Monday, November 24, 2014

Notes from the Mad Science Lab: Bulletproof Squirrels

On the way home from dinner last night -- in a perfectly ordinary car, after eating at a perfectly ordinary restaurant; one must keep up appearances, after all -- we found a squirrel in the road. It had obviously been struck by a car, but it hadn't been killed outright. Instead, it was sort of dazed and staggering around.

My son is now twelve, and I fear he has grown a bit... sensitive. He asked me to save the poor beast. It was easy enough that I didn't mind indulging him, so I pulled a Collector from the trunk and sent it scuttling over on its spidery robotic legs. It unfolded its collecting unit, boxed the the squirrel up, and brought it back. Naturally, when we reached the house, my son took possession of the beast and carried it down to the secret lab.

I had meant to oversee his work, but my assistant, Cara stopped me on the way in.
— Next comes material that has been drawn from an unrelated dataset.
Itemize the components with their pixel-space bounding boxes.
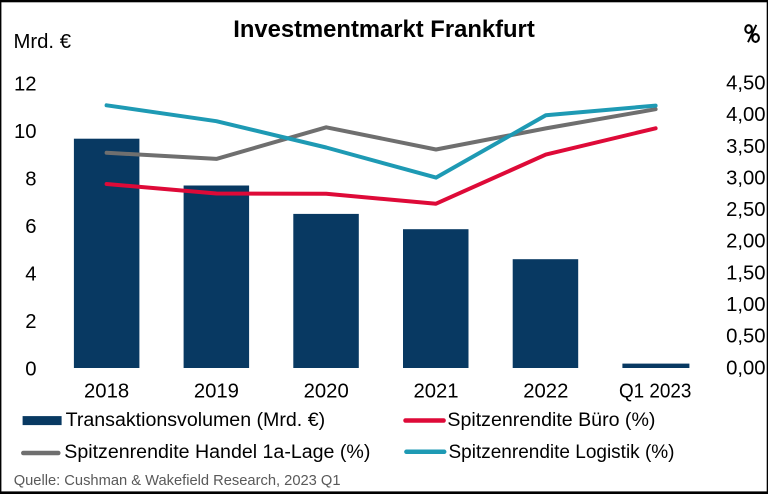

Apparently the Crypto-Zookeeper was having trouble with some sort of fungal outbreak. It didn't turn out to be terribly difficult to resolve, but these things do have a way of getting out of hand if you don't deal with them immediately. So it wasn't until a bit later that I was able to catch up with my son.

The squirrel had not only survived its experience, it was moving around and chittering quietly in a brand-new cage at one end of the Mortal Sciences Laboratory. My son was happy to see the beast restored to life, awareness, and energy; and for my part, I was pleased by the sophistication of the repairs he had made to it. Cybernetic limbs are tricky to manage on a human scale; for something the size of a squirrel, it requires a precisely calculated design, and delicate touch during the augmentation. He'd managed it, though: a tiny metal foreleg, fully articulated and under the beast's control (through a liquid crystal neural interface, he tells me; not terribly novel, but there's something to be said for using a classic approach, and the small scale was still impressive). He'd also reinforced the spine, using a nano-mesh sheath to hold everything together without any loss of flexibility.

I asked him why he hadn't gone for a full cybernetic conversion, and he said: "Well, then it wouldn't be cute and fluffy anymore." Definitely sensitive. He added some additional reasons, though: in its current condition, it could still live on its regular diet, it wouldn't have to re-learn balance and movement, and the odds of it going completely insane and trying to kill us were much lower. And I must admit, those are all valid points. It's just that I'm quite certain that for my son they ranked considerably lower than "cute and fluffy".

This would all be nothing more than an amusing anecdote, another milestone in my son's development that I could chuckle over with my colleagues and perhaps even share with the boy's mother, except... Well, one of the neighbors stopped me yesterday. (I was collecting the mail, and she was walking her dog.) She asked me if I'd been having any trouble with, yes, squirrels. I explained that I had not, and asked after what sorts of troubles she had in mind. She told me that a squirrel had chewed its way into her attic, but apparently she was far from the only one having difficulty with them.

Our neighborhood, it seems, has been infested with a new and hardy breed of squirrels. They're every bit as fast and agile as regular squirrels, or close enough; but they've begun to chew through vinyl siding, sheets of tin, and one of those metal no-kill cages that our local Animal Services department loans out to people who need to get rid of pests. One neighbor, a fellow up the street, swears that he ran over one of the animals -- it darted out in front of his car, as squirrels sometimes do -- and it shrugged off the impact, bit clean through the tire, and then zipped up a nearby tree... where it sat and threw acorns at his head (with, apparently, somewhat alarming accuracy) while he tried to change the flat tire.

They aren't hostile (yet), but they're definitely a nuisance. I fear my son has been at it again, and I'll have to ask him what he's done when I get my time with him this weekend.